The only all-girls team in the 18-team competition, Woodlands Academy of the Sacred Heart in Lake Forest finished the FIRST Tech Challenge regional tournament with the top-ranked individual robot and second best alliance. Woodlands also finished in the top three for three awards based on innovation, design, ingenuity, spirit, and enthusiasm.

For taking on challenges well beyond the program, Woodlands brought home the “Inspire Award,” FTC Robotic's most prestigious award. It is based on match performance, interviews, the engineering notebook, and consideration for other awards.

“It was a great opportunity to be the only all-girls team. Parents of students on other teams were so excited for us — they were cheering us on,” said co-captain Jennifer Rush.

Co-captain Cora Ives and Bridgett Riverol said they loved it when the entire Woodlands team spontaneously broke into song with every verse of “Don't Stop Believing.”

Woodlands Academy's Robotics Team includes: seniors and team co-captains Katelyn Hughes, Ives, and Rush; juniors Emily Bartusiak, Bridget Bourbon, Alexis Gonzalez, Mercedes Jasso, Hayley Lovell, Kiara McKinley, Bridgett Riverol, Emma Rodriguez, and Alexandra Vela; sophomore Dan Lin Huang; freshmen Laura Bartusiak and Gabriela Reid. Physics teacher Matt Wilen is moderator.

The girls designed and built a robot robust enough to push a bowling ball uphill, yet agile enough to pick up racquetballs, place the racquetballs into crates, then stack the crates.

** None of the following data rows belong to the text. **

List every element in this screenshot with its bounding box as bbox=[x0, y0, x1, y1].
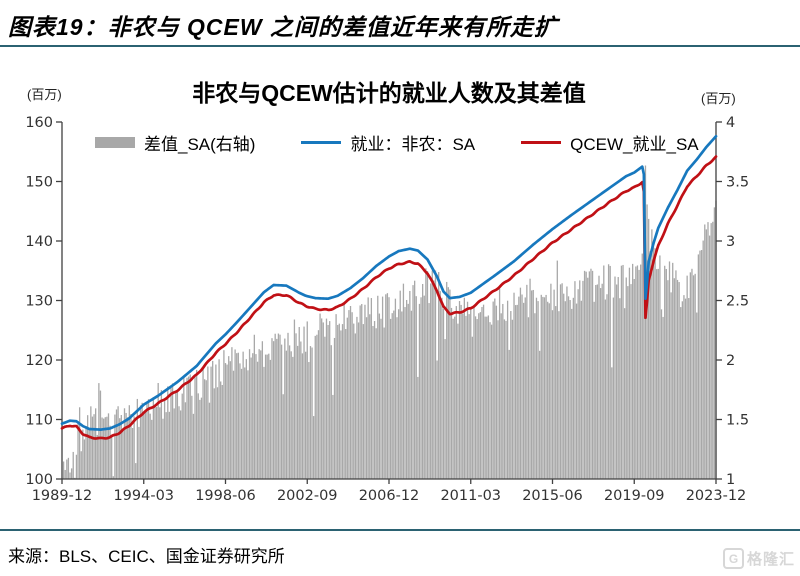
right-axis-unit: (百万) bbox=[701, 91, 736, 106]
svg-text:2019-09: 2019-09 bbox=[604, 488, 665, 504]
svg-text:160: 160 bbox=[25, 115, 53, 131]
svg-text:140: 140 bbox=[25, 234, 53, 250]
caption-divider bbox=[0, 45, 800, 47]
svg-text:110: 110 bbox=[25, 413, 53, 429]
svg-text:1994-03: 1994-03 bbox=[113, 488, 174, 504]
svg-text:150: 150 bbox=[25, 175, 53, 191]
footer-divider bbox=[0, 529, 800, 531]
legend-item-nonfarm: 就业：非农：SA bbox=[301, 130, 475, 155]
svg-text:2: 2 bbox=[726, 353, 735, 369]
svg-text:2002-09: 2002-09 bbox=[277, 488, 338, 504]
gelonghui-watermark: G 格隆汇 bbox=[722, 548, 795, 569]
svg-text:2.5: 2.5 bbox=[726, 294, 749, 310]
chart-legend: 差值_SA(右轴) 就业：非农：SA QCEW_就业_SA bbox=[95, 130, 699, 155]
figure-caption: 图表19：非农与 QCEW 之间的差值近年来有所走扩 bbox=[8, 14, 558, 40]
svg-text:2023-12: 2023-12 bbox=[686, 488, 747, 504]
svg-text:100: 100 bbox=[25, 472, 53, 488]
svg-text:2015-06: 2015-06 bbox=[522, 488, 583, 504]
legend-item-diff: 差值_SA(右轴) bbox=[95, 130, 255, 155]
legend-label-diff: 差值_SA(右轴) bbox=[144, 135, 256, 154]
legend-label-qcew: QCEW_就业_SA bbox=[570, 135, 699, 154]
svg-text:1.5: 1.5 bbox=[726, 413, 749, 429]
svg-text:1989-12: 1989-12 bbox=[32, 488, 93, 504]
svg-text:2006-12: 2006-12 bbox=[359, 488, 420, 504]
chart-title: 非农与QCEW估计的就业人数及其差值 bbox=[192, 80, 586, 106]
svg-text:1: 1 bbox=[726, 472, 735, 488]
gelonghui-logo-icon: G bbox=[722, 548, 744, 569]
gelonghui-logo-text: 格隆汇 bbox=[746, 551, 795, 568]
legend-item-qcew: QCEW_就业_SA bbox=[521, 130, 699, 155]
svg-text:120: 120 bbox=[25, 353, 53, 369]
line-swatch-nonfarm bbox=[301, 140, 342, 145]
svg-text:1998-06: 1998-06 bbox=[195, 488, 256, 504]
svg-text:2011-03: 2011-03 bbox=[440, 488, 501, 504]
bar-swatch bbox=[95, 137, 135, 148]
left-axis-unit: (百万) bbox=[27, 87, 62, 102]
svg-text:130: 130 bbox=[25, 294, 53, 310]
legend-label-nonfarm: 就业：非农：SA bbox=[350, 135, 476, 154]
line-swatch-qcew bbox=[521, 140, 562, 145]
source-line: 来源：BLS、CEIC、国金证券研究所 bbox=[8, 547, 285, 566]
svg-text:3: 3 bbox=[726, 234, 735, 250]
svg-text:3.5: 3.5 bbox=[726, 175, 749, 191]
svg-text:4: 4 bbox=[726, 115, 735, 131]
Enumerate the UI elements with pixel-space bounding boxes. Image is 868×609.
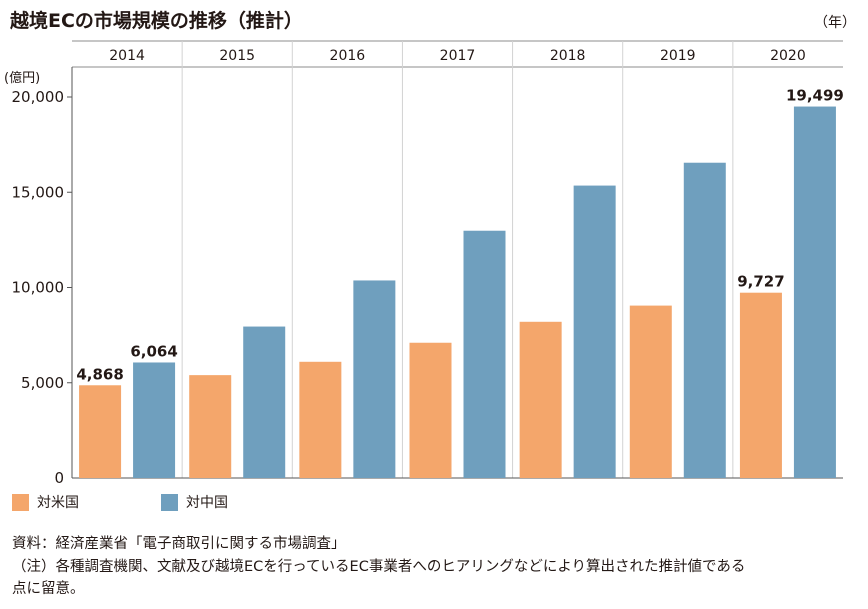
year-label-2016: 2016: [330, 48, 366, 64]
y-tick-label: 10,000: [12, 279, 65, 297]
legend-item-us: 対米国: [12, 492, 79, 512]
bar-cn-2018: [573, 185, 616, 478]
bar-cn-2014: [133, 362, 176, 478]
data-labels: 4,868 6,064 9,727 19,499: [76, 87, 844, 384]
bar-us-2019: [629, 305, 672, 478]
year-label-2014: 2014: [109, 48, 145, 64]
data-label: 4,868: [76, 365, 123, 383]
year-label-2019: 2019: [660, 48, 696, 64]
legend-label-cn: 対中国: [186, 495, 228, 511]
bar-cn-2017: [463, 230, 506, 478]
data-label: 6,064: [130, 342, 177, 360]
bar-us-2017: [409, 342, 452, 478]
year-label-2015: 2015: [219, 48, 255, 64]
data-label: 9,727: [737, 273, 784, 291]
legend-swatch-cn: [161, 493, 178, 511]
legend-item-cn: 対中国: [161, 492, 228, 512]
bar-us-2020: [739, 292, 782, 478]
note-line-2: 点に留意。: [12, 581, 85, 597]
year-header-row: 2014 2015 2016 2017 2018 2019 2020: [72, 40, 843, 68]
bar-cn-2015: [243, 326, 286, 478]
bar-us-2014: [79, 385, 122, 478]
y-tick-label: 20,000: [12, 88, 65, 106]
year-label-2020: 2020: [770, 48, 806, 64]
y-axis-unit: (億円): [4, 70, 40, 86]
grid-lines: [181, 41, 734, 478]
source-note: 資料：経済産業省「電子商取引に関する市場調査」: [12, 536, 346, 552]
legend-swatch-us: [12, 493, 29, 511]
y-tick-label: 15,000: [12, 183, 65, 201]
bar-us-2018: [519, 321, 562, 478]
bar-us-2015: [189, 375, 232, 478]
chart-title: 越境ECの市場規模の推移（推計）: [10, 10, 303, 32]
y-tick-label: 0: [54, 469, 64, 487]
note-line-1: （注）各種調査機関、文献及び越境ECを行っているEC事業者へのヒアリングなどによ…: [12, 559, 746, 575]
bar-cn-2016: [353, 280, 396, 478]
year-label-2018: 2018: [550, 48, 586, 64]
bars: [79, 106, 836, 478]
year-label-2017: 2017: [440, 48, 476, 64]
legend-label-us: 対米国: [37, 495, 79, 511]
bar-cn-2020: [793, 106, 836, 478]
bar-cn-2019: [683, 162, 726, 478]
data-label: 19,499: [786, 87, 844, 105]
year-unit-label: （年）: [814, 15, 856, 31]
y-axis: 0 5,000 10,000 15,000 20,000 (億円): [4, 67, 843, 487]
y-tick-label: 5,000: [21, 374, 64, 392]
bar-us-2016: [299, 361, 342, 478]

The team members began with a kit that included professional quality software, motors, sensors, game controllers, wireless communications, and metal gears, then built their robots using engineering principles and real-world math and science concepts.

The girls planned their strategies to effectively prepare for an exciting sports model of competition.

Faculty such as Wilen, at work in Woodlands Academy's new state-of-the art Science Center, help inspire in girls the confidence, enthusiasm, and persistence to continue their scientific and STEM interests.

The team now sets its sights on the Illinois FIRST Tech Challenge State Championship on Dec. 10 at the Illinois Institute of Technology, school officials said.